When I was working in sales this is what they taught me to psychologically trick people into buying whatever shit we were selling. Strap in, this could be long.
First up, everything I learnt in sales worked through what they called 'impulse' selling, which means playing on people's tendencies to make a decision based on their current state of emotion. Salesmen will build your level of 'impulse', and then 'close' you. The 'close' is the point at which they seal the deal, and you give them your money in exchange for whatever they have convinced you that you need.
There are five basic ways that salesmen will 'impulse' you. The acronym they taught us was G.I.F.T.S.
The first was 'Greed'. People are naturally greedy. By which I mean they want more for their money. They want a good deal. If people think they can make or save money, they are more inclined to buy. An example of this is basic 'half price' or 'buy X, get Y free' sales.
I stands for 'Indifference'. People can smell desperation. If they sense that you have a motive for wanting them to do something (like buy) they will be more wary, and want to know your reasons. Therefore, a salesman will try to make it seem as though they do not care whether or not you buy (even if they are on commission). After all, they are only offering you this amazing deal for your own benefit.. They have nothing to gain..
Third was 'Fear of Loss'. Causing people to worry that they will miss out if they don't buy. This can be exploited by making people think that this is their one and only opportunity to purchase at a 'reduced rate', or used in conjunction with 'Greed', for example 'buy in the next 60 minutes and get X free!'.
T, 'The Jones' Theory'. If your community is getting on-board with an idea, there is no reason that you shouldn't too. It's safe. 'It's all the rage'. 'Everybody's doing it'. 'Don't miss out'. This also ties in with 'Fear of Loss'.
The last one is 'Sense of Urgency'. Can be used in similar ways as 'Fear of Loss', i.e. 'buy in the next 60 minutes or else X', or as subtly as a salesman saying that they have other appointments and won't be able to come back and offer you this deal for a too-long period of time. A sense of urgency causes people to buy more impulsively, especially when coupled with a fear of loss.
Once salesmen have 'impulsed' you enough, they will try to 'close' you. I was also taught a number techniques to 'close'.
The first was the 'assumptive close'. This is basically assuming that the person will buy and filling out the paperwork. A common example of this is a salesman simply asking for your your name, and the proceeding with the sale. They will fill out an entire form and then just ask you to sign at the end.

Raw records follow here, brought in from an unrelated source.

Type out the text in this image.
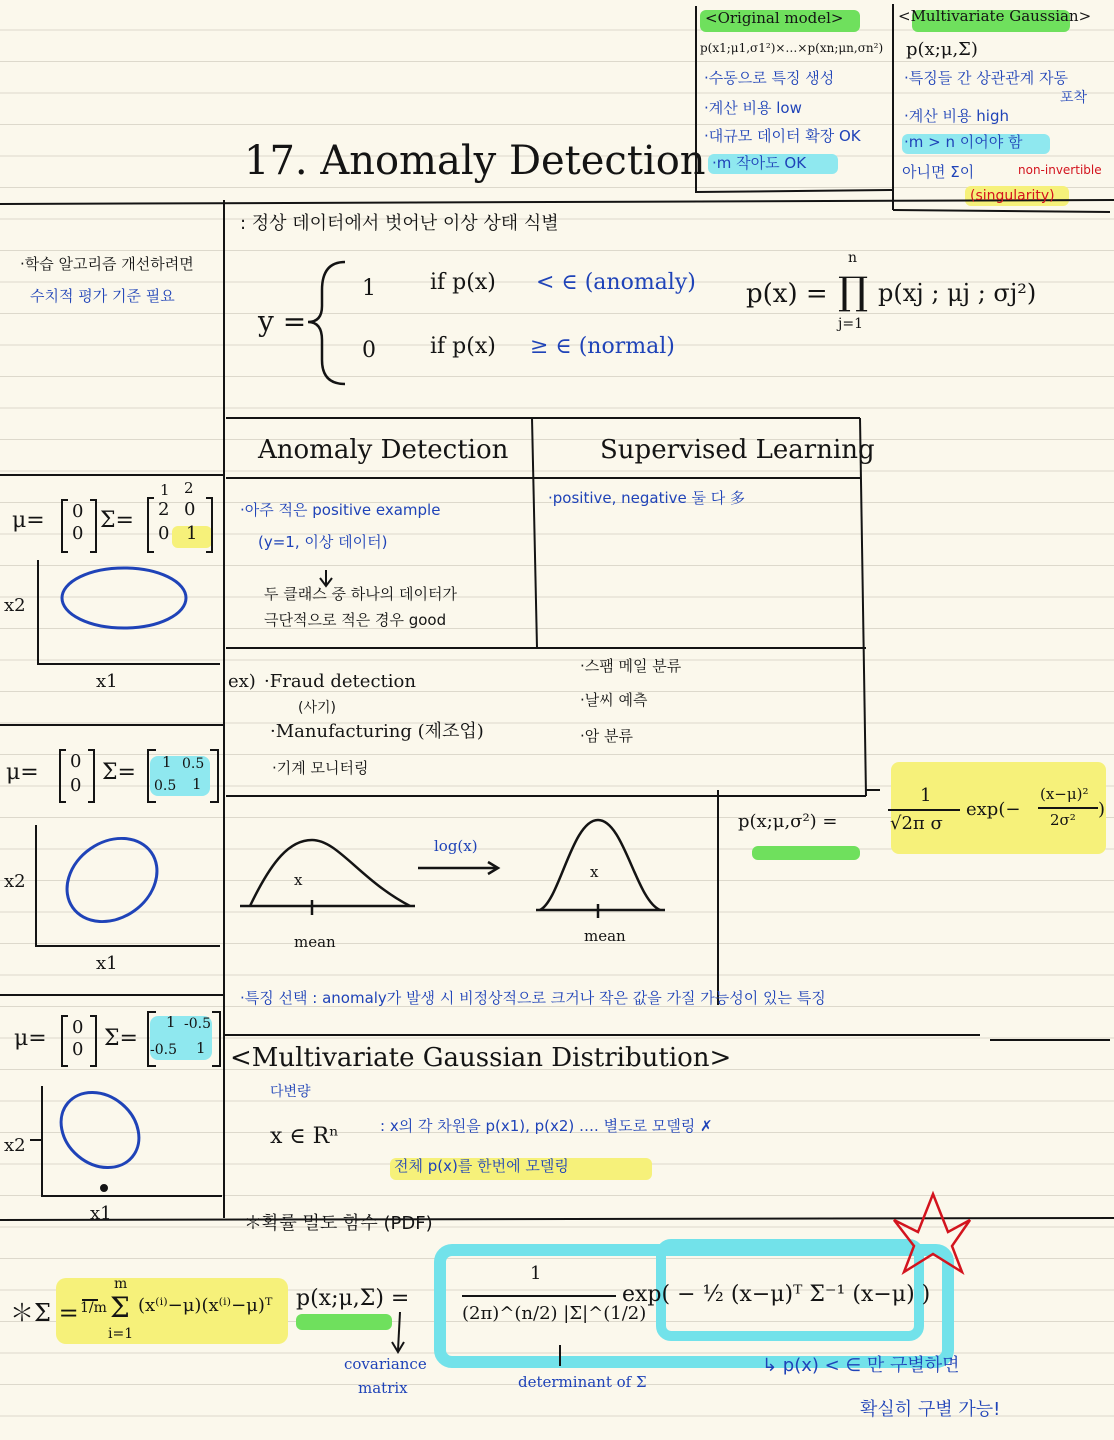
<Original model>
p(x1;μ1,σ1²)×…×p(xn;μn,σn²)
·수동으로 특징 생성
·계산 비용 low
·대규모 데이터 확장 OK
·m 작아도 OK
<Multivariate Gaussian>
p(x;μ,Σ)
·특징들 간 상관관계 자동
포착
·계산 비용 high
·m > n 이어야 함
아니면 Σ이	non-invertible
(singularity)
17. Anomaly Detection
·학습 알고리즘 개선하려면
수치적 평가 기준 필요
: 정상 데이터에서 벗어난 이상 상태 식별
y =
1 if p(x) < ∈ (anomaly)
0 if p(x) ≥ ∈ (normal)
p(x) = ∏
n
j=1
p(xj ; μj ; σj²)
Anomaly Detection	Supervised Learning
·아주 적은 positive example
(y=1, 이상 데이터)
두 클래스 중 하나의 데이터가
극단적으로 적은 경우 good
·positive, negative 둘 다 多
ex) ·Fraud detection
(사기)
·Manufacturing (제조업)
·기계 모니터링
·스팸 메일 분류
·날씨 예측
·암 분류
p(x;μ,σ²) =
1
√2π σ
exp(−
(x−μ)²
2σ² )
x
mean
x
mean
log(x)
·특징 선택 : anomaly가 발생 시 비정상적으로 크거나 작은 값을 가질 가능성이 있는 특징
<Multivariate Gaussian Distribution>
다변량
x ∈ Rⁿ	: x의 각 차원을 p(x1), p(x2) …. 별도로 모델링 ✗
전체 p(x)를 한번에 모델링
＊확률 밀도 함수 (PDF)
＊Σ = 1/m Σ
m
i=1
(x⁽ⁱ⁾−μ)(x⁽ⁱ⁾−μ)ᵀ p(x;μ,Σ) =
1
(2π)^(n/2) |Σ|^(1/2)
exp( − ½ (x−μ)ᵀ Σ⁻¹ (x−μ) )
covariance
matrix	determinant of Σ
↳ p(x) < ∈ 만 구별하면
확실히 구별 가능!
μ= 0
0
Σ=
1 2
2 0
0 1
x2
x1
μ= 0
0
Σ= 1 0.5
0.5 1
x2
x1
μ= 0
0 Σ=
1 -0.5
-0.5 1
x2
x1
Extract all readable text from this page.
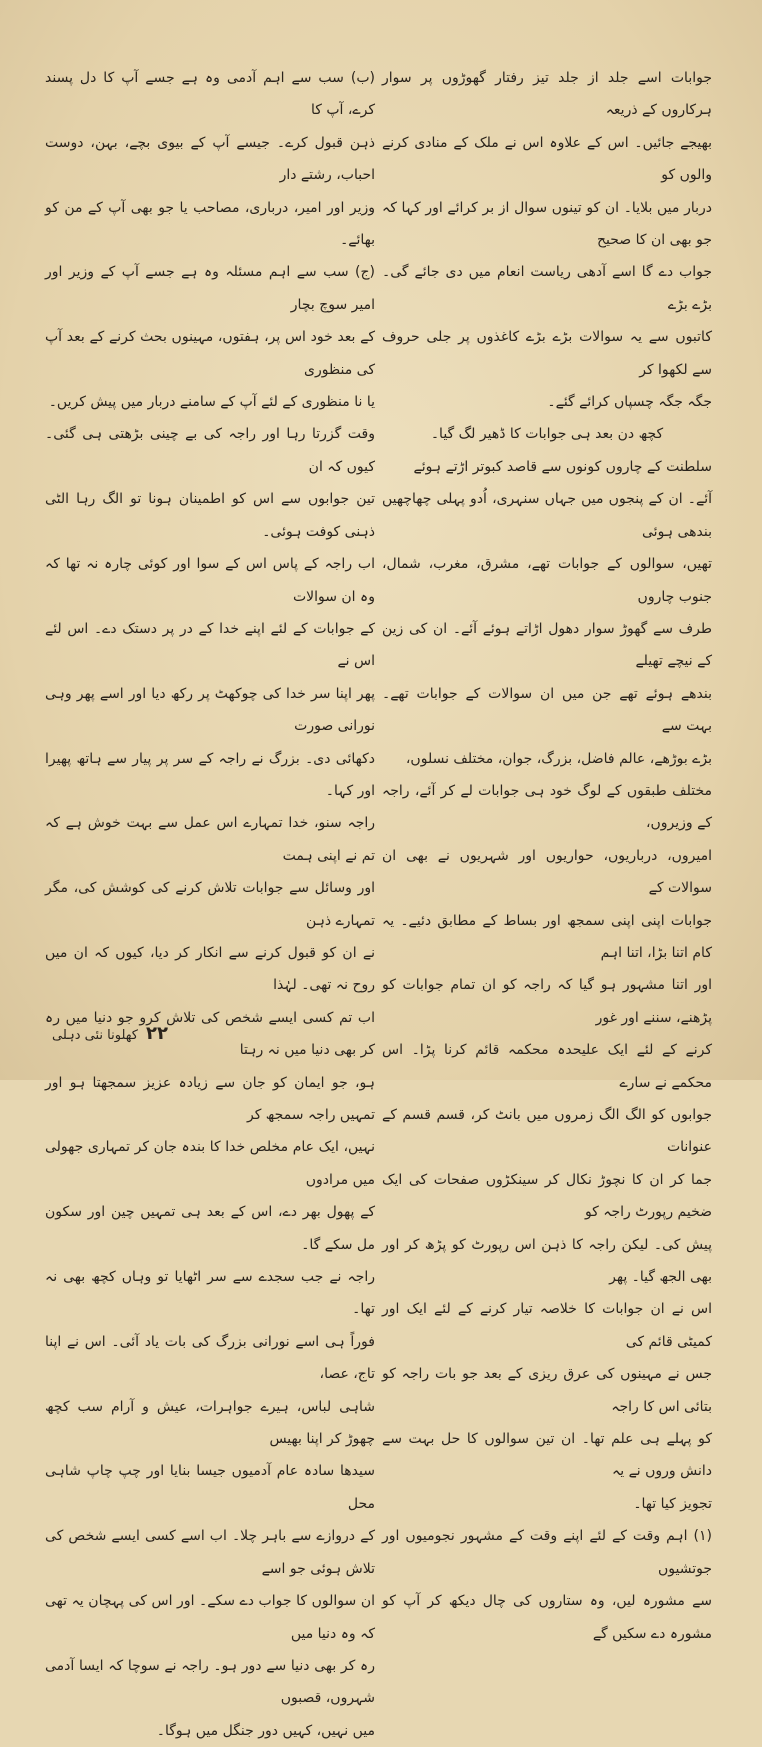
جوابات اسے جلد از جلد تیز رفتار گھوڑوں پر سوار ہرکاروں کے ذریعہ

بھیجے جائیں۔ اس کے علاوہ اس نے ملک کے منادی کرنے والوں کو

دربار میں بلایا۔ ان کو تینوں سوال از بر کرائے اور کہا کہ جو بھی ان کا صحیح

جواب دے گا اسے آدھی ریاست انعام میں دی جائے گی۔ بڑے بڑے

کاتبوں سے یہ سوالات بڑے بڑے کاغذوں پر جلی حروف سے لکھوا کر

جگہ جگہ چسپاں کرائے گئے۔

کچھ دن بعد ہی جوابات کا ڈھیر لگ گیا۔

سلطنت کے چاروں کونوں سے قاصد کبوتر اڑتے ہوئے

آئے۔ ان کے پنجوں میں جہاں سنہری، اُدو پہلی چھاچھیں بندھی ہوئی

تھیں، سوالوں کے جوابات تھے، مشرق، مغرب، شمال، جنوب چاروں

طرف سے گھوڑ سوار دھول اڑاتے ہوئے آئے۔ ان کی زین کے نیچے تھیلے

بندھے ہوئے تھے جن میں ان سوالات کے جوابات تھے۔ بہت سے

بڑے بوڑھے، عالم فاضل، بزرگ، جوان، مختلف نسلوں،

مختلف طبقوں کے لوگ خود ہی جوابات لے کر آئے، راجہ کے وزیروں،

امیروں، درباریوں، حواریوں اور شہریوں نے بھی ان سوالات کے

جوابات اپنی اپنی سمجھ اور بساط کے مطابق دئیے۔ یہ کام اتنا بڑا، اتنا اہم

اور اتنا مشہور ہو گیا کہ راجہ کو ان تمام جوابات کو پڑھنے، سننے اور غور

کرنے کے لئے ایک علیحدہ محکمہ قائم کرنا پڑا۔ اس محکمے نے سارے

جوابوں کو الگ الگ زمروں میں بانٹ کر، قسم قسم کے عنوانات

جما کر ان کا نچوڑ نکال کر سینکڑوں صفحات کی ایک ضخیم رپورٹ راجہ کو

پیش کی۔ لیکن راجہ کا ذہن اس رپورٹ کو پڑھ کر اور بھی الجھ گیا۔ پھر

اس نے ان جوابات کا خلاصہ تیار کرنے کے لئے ایک اور کمیٹی قائم کی

جس نے مہینوں کی عرق ریزی کے بعد جو بات راجہ کو بتائی اس کا راجہ

کو پہلے ہی علم تھا۔ ان تین سوالوں کا حل بہت سے دانش وروں نے یہ

تجویز کیا تھا۔

(۱) اہم وقت کے لئے اپنے وقت کے مشہور نجومیوں اور جوتشیوں

سے مشورہ لیں، وہ ستاروں کی چال دیکھ کر آپ کو مشورہ دے سکیں گے

(ب) سب سے اہم آدمی وہ ہے جسے آپ کا دل پسند کرے، آپ کا

ذہن قبول کرے۔ جیسے آپ کے بیوی بچے، بہن، دوست احباب، رشتے دار

وزیر اور امیر، درباری، مصاحب یا جو بھی آپ کے من کو بھائے۔

(ج) سب سے اہم مسئلہ وہ ہے جسے آپ کے وزیر اور امیر سوچ بچار

کے بعد خود اس پر، ہفتوں، مہینوں بحث کرنے کے بعد آپ کی منظوری

یا نا منظوری کے لئے آپ کے سامنے دربار میں پیش کریں۔

وقت گزرتا رہا اور راجہ کی بے چینی بڑھتی ہی گئی۔ کیوں کہ ان

تین جوابوں سے اس کو اطمینان ہونا تو الگ رہا الٹی ذہنی کوفت ہوئی۔

اب راجہ کے پاس اس کے سوا اور کوئی چارہ نہ تھا کہ وہ ان سوالات

کے جوابات کے لئے اپنے خدا کے در پر دستک دے۔ اس لئے اس نے

پھر اپنا سر خدا کی چوکھٹ پر رکھ دیا اور اسے پھر وہی نورانی صورت

دکھائی دی۔ بزرگ نے راجہ کے سر پر پیار سے ہاتھ پھیرا اور کہا۔

راجہ سنو، خدا تمہارے اس عمل سے بہت خوش ہے کہ تم نے اپنی ہمت

اور وسائل سے جوابات تلاش کرنے کی کوشش کی، مگر تمہارے ذہن

نے ان کو قبول کرنے سے انکار کر دیا، کیوں کہ ان میں روح نہ تھی۔ لہٰذا

اب تم کسی ایسے شخص کی تلاش کرو جو دنیا میں رہ کر بھی دنیا میں نہ رہتا

ہو، جو ایمان کو جان سے زیادہ عزیز سمجھتا ہو اور تمہیں راجہ سمجھ کر

نہیں، ایک عام مخلص خدا کا بندہ جان کر تمہاری جھولی میں مرادوں

کے پھول بھر دے، اس کے بعد ہی تمہیں چین اور سکون مل سکے گا۔

راجہ نے جب سجدے سے سر اٹھایا تو وہاں کچھ بھی نہ تھا۔

فوراً ہی اسے نورانی بزرگ کی بات یاد آئی۔ اس نے اپنا تاج، عصا،

شاہی لباس، ہیرے جواہرات، عیش و آرام سب کچھ چھوڑ کر اپنا بھیس

سیدھا سادہ عام آدمیوں جیسا بنایا اور چپ چاپ شاہی محل

کے دروازے سے باہر چلا۔ اب اسے کسی ایسے شخص کی تلاش ہوئی جو اسے

ان سوالوں کا جواب دے سکے۔ اور اس کی پہچان یہ تھی کہ وہ دنیا میں

رہ کر بھی دنیا سے دور ہو۔ راجہ نے سوچا کہ ایسا آدمی شہروں، قصبوں

میں نہیں، کہیں دور جنگل میں ہوگا۔

۲۲
کھلونا نئی دہلی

This is often assisted by the 'trial close', where a salesman will slowly push you over the line, while at the same time testing you to see if you are 'impulsed' enough to buy. They will do this by asking you closed questions, aimed at steering you down a conversational track which leads to a sale. Charity workers do this a lot when they ask 'Do you like dolphins?' (yes), 'Do you think dolphin's habitats should be protected?' (yes), 'How much do you spend on beer / tea / coffee a week?' ($5-$50), 'Do think you could put $X towards saving the dolphins?' (umm, well, I guess you got me there..)
Another powerful close is the 'alternative close', where salesmen will offer you one of two choices, both of which result in a sale. 'So would you like the regular option or the slique-deluxe?'. Often presented assumptively (see 'assumptive close').
The last was the 'silent close'. Harder to use, but effective with indecisive buyers or people that pull back when pressured. Basically presenting the overwhelming positives with the easily countered negatives, and then shifting control of the conversation to the buyer, and forcing them to say 'yes' or 'no'. Obviously, the salesman has presented the information in such a way that you would be stupid to say 'no'. After building tension and excitement for the product, they let you come to the decision themselves.
Almost every person who sells goods or services has been taught something along these lines, and the most successful salesmen have this information at the forefront of their minds when they are selling to you. Never forget it. These people just want your money, they honestly do not generally care what you get out of it.